According to Konstantin Sonin, a professor at the Russian School of Economics in Moscow, what seems to be strange about Navalny’s activities is that he does not seem to does not seem to defend anybody’s pecuniary interests. As professor Sonin put it, “It would be more natural if he acted in the interests of minority shareholders in general or in the interests of particular shareholders of a certain company.”
But several oil analysts told Oil Gas Eurasia that while Navalny’s efforts will help to achieve some transparency within the companies, his actions would hardly change any of rules of the game. Some of them have even suggested that he is the pursuing interests of third parties who are interested in acquiring company shares.
It is interesting to note that while Navalny was trying to pursue Transneft in court, he himself came under attack by prosecutors. The Kirov regional branch of the Investigative Committee said in January 2010 that Navalny had forced the local timber company to sign an unprofitable contract.
The state-owned company lost 1.3 million rubles ($45,000) in damages. Navalny who worked as an advisor for the local governor Nikita Belykh denied the accusations.

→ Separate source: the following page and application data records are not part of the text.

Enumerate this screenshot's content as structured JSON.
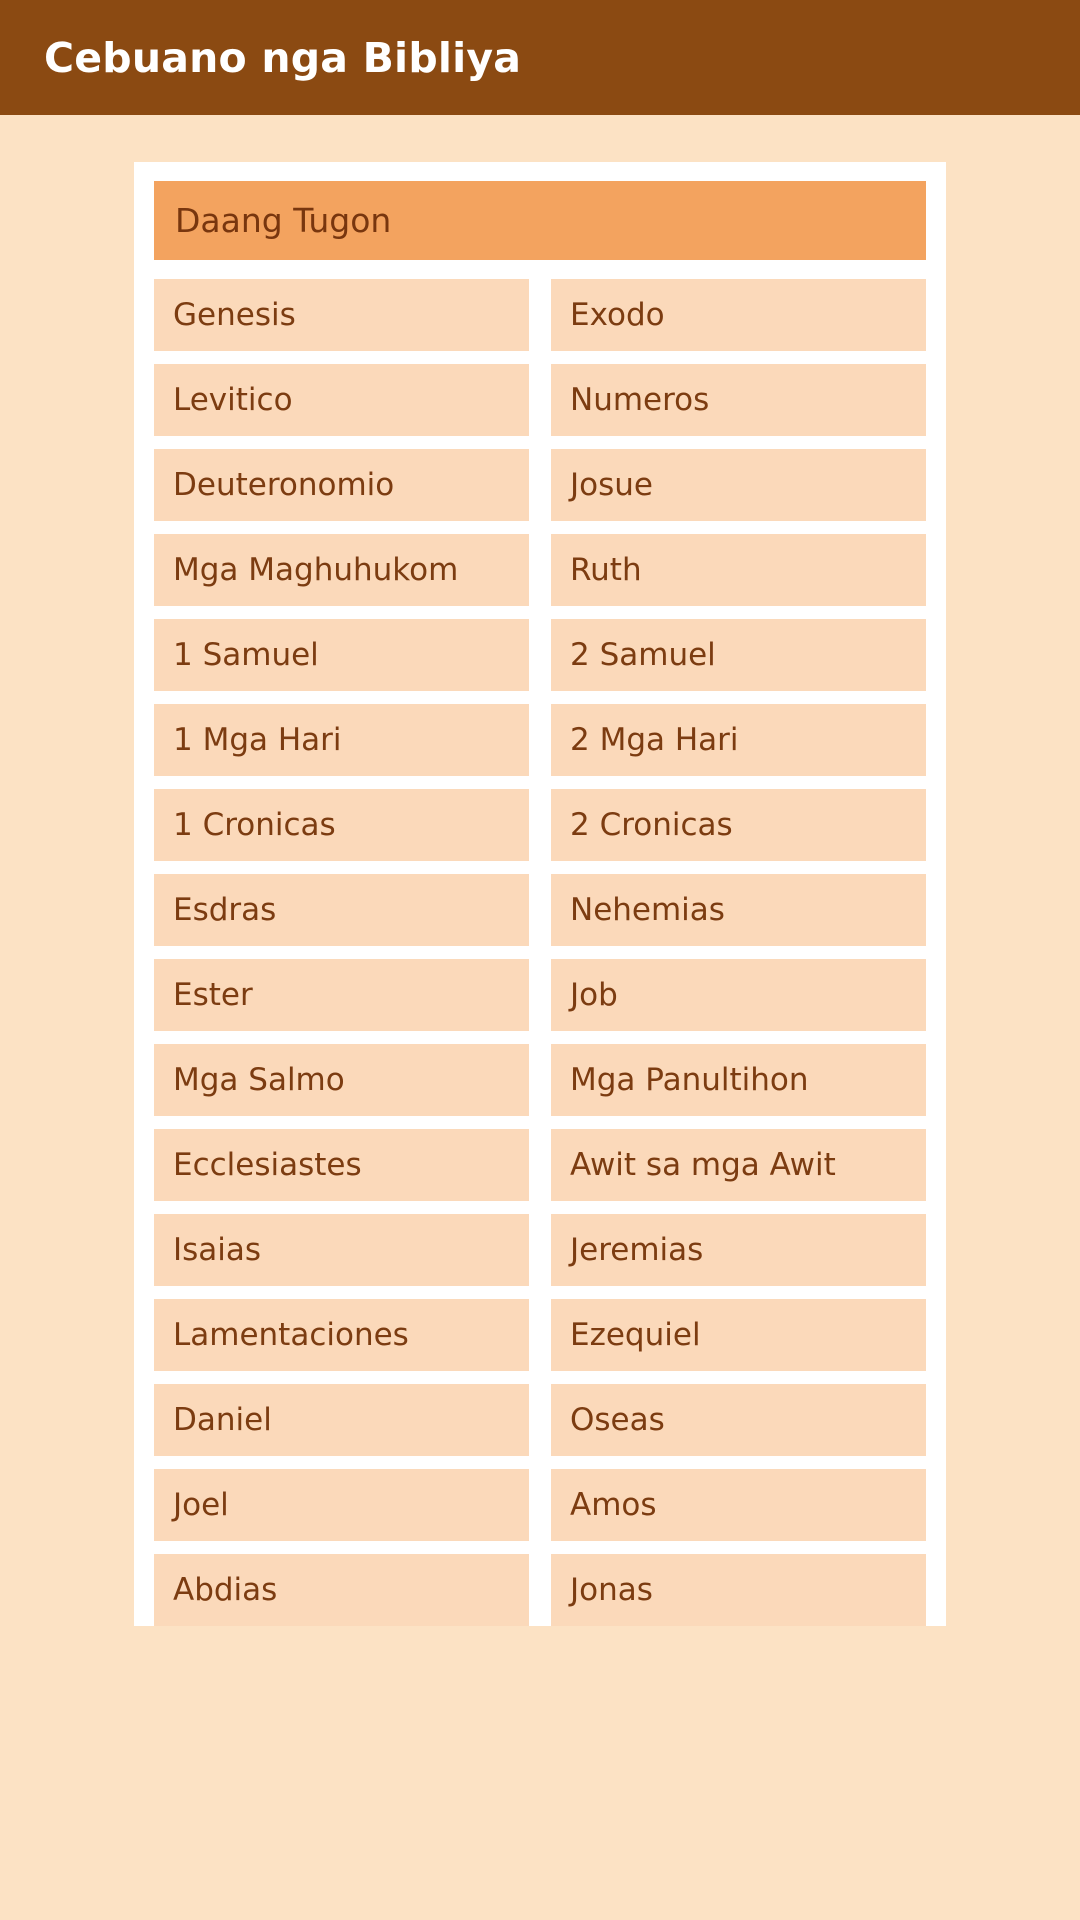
{
  "header": {
    "title": "Cebuano nga Bibliya",
    "background_color": "#8b4a12",
    "text_color": "#ffffff"
  },
  "page": {
    "background_color": "#fce2c4",
    "card_background_color": "#ffffff"
  },
  "testament_section": {
    "label": "Daang Tugon",
    "background_color": "#f3a35f",
    "text_color": "#78360e"
  },
  "tile_style": {
    "background_color": "#fbd9ba",
    "text_color": "#7c3c11"
  },
  "books": [
    "Genesis",
    "Exodo",
    "Levitico",
    "Numeros",
    "Deuteronomio",
    "Josue",
    "Mga Maghuhukom",
    "Ruth",
    "1 Samuel",
    "2 Samuel",
    "1 Mga Hari",
    "2 Mga Hari",
    "1 Cronicas",
    "2 Cronicas",
    "Esdras",
    "Nehemias",
    "Ester",
    "Job",
    "Mga Salmo",
    "Mga Panultihon",
    "Ecclesiastes",
    "Awit sa mga Awit",
    "Isaias",
    "Jeremias",
    "Lamentaciones",
    "Ezequiel",
    "Daniel",
    "Oseas",
    "Joel",
    "Amos",
    "Abdias",
    "Jonas"
  ]
}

Transneft capitalization did not fall after Navalny has published his reports accusing Transneft of corruption. In November 2010, the day after the reports on Transneft appeared on Navalny’s blog, the price of the company’s privileged shares even rose by 2 percent – the first upswing since 2008.
Alexei Devyatov, a senior economic analyst at Uralsib investment bank told Oil and Gas Eurasia that the situation with the Transneft shares shows that the “market doesn’t believe that the situation [regarding the accusations] will have any serious effect on the company”: “Things will only change if there are resignations or criminal cases,” Devyatov said while adding that Navalny is the “first robin”.